In February, my youngest son Gabriel graduated from Saybrook University in Seattle with a Master’s Degree in Industrial Psychology with a focus on Organizational Systems. In March, he and his wife Jaimee  (who has trouble spelling her name correctly)  moved to Bellingham to escape the big city and be closer to family. Gabe’s extensive and impressive work over the past few years has deepened his understanding of human psychology and how it applies to all aspects of our lives, even investing.  This, combined with the fact that he is an excellent listener who genuinely cares about people made him an excellent new hire for Financial Plan, Inc.  We also favored having a master of psychology on staff, since we’re all a little crazy around here. As a management trainee,  Gabriel will be involved in many aspects of the practice including scheduling appointments, computer software support, data downloads and account reconciliation,  opening and transferring accounts, and fielding basic service requests.
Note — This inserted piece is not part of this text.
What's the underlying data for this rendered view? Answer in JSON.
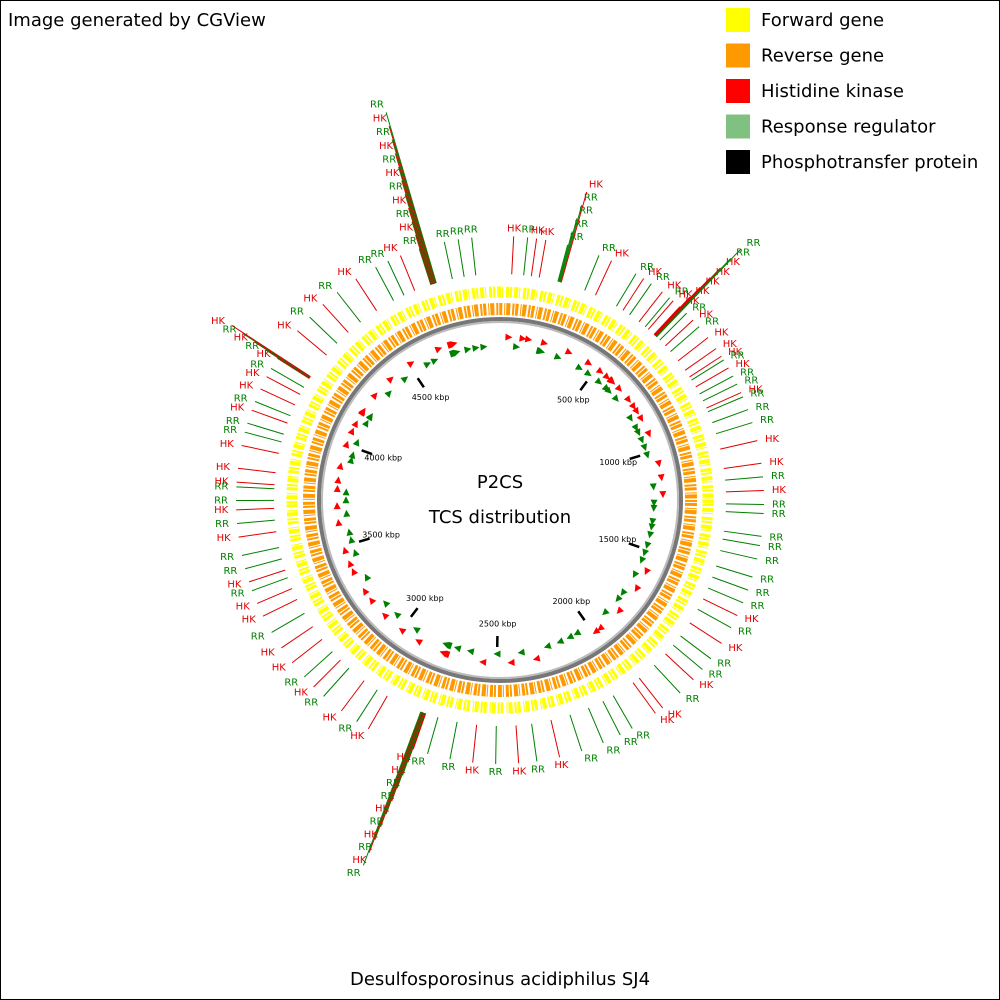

Beginning next year, Gabe will become an associate advisor under the supervision of one or more lead advisors.  He will enter into the CFP® program;  a rigorous two year course.  Under CFP® supervision he will be involved in basic research, dispensing basic advice, running service meetings, and executing lead advisor recommendations.  After a minimum of five years, Gabe’s career path is to become a lead advisor; advising clients and writing comprehensive financial plans. We feel confident that Gabe will be particularly well-suited to helping our clients with the behavioral aspect of investing.  He is extremely sharp, and wise beyond his years.  Many of you will remember Gabe’s accident seven years ago and how that changed his life.  Gabe remembers your kindness and concern throughout that difficult time, and now I am happy that he will be able to help many of you to succeed financially. On top of all that,  Gabe is a pleasure to be with in the office.  Please make a point to introduce yourself when you come in.  Welcome,  Gabe!  


During 2014, the US market was the best performing of all developed countries.  The large cap US market as measured by the S&P 500 outpaced all international markets, and this drove many investors to question the wisdom of international diversification.  Some American investors are unwilling to invest in any foreign markets.  (Predictably, many British investors confine themselves to the English market, some Japanese investors will only invest in Japan, etc.)  As Nathan Twining illustrated in our last newsletter,  this is not a wise strategy.  By diversifying into international securities,  we can lower risk without lowering expected return over long time periods. As if to re-iterate our point, international and emerging markets followed that newsletter with stellar returns, nearly doubling those of US Markets.  Domestic , International, and Emerging markets do not always move together.  The direction and relative returns often change quickly.  Attempting to predict the timing of their fluctuations is futile, and almost always damaging to long-term success.


The timing of last quarter’s newsletter regarding our advice on foreign markets and the good returns of those markets was a lucky coincidence. Neither we nor anyone else has predictive power over the markets; in fact, our clients capturing these returns and benefits is due to our acknowledgment of that fact.  Maintaining discipline is the only way to consistently capture the benefits of pragmatic investing.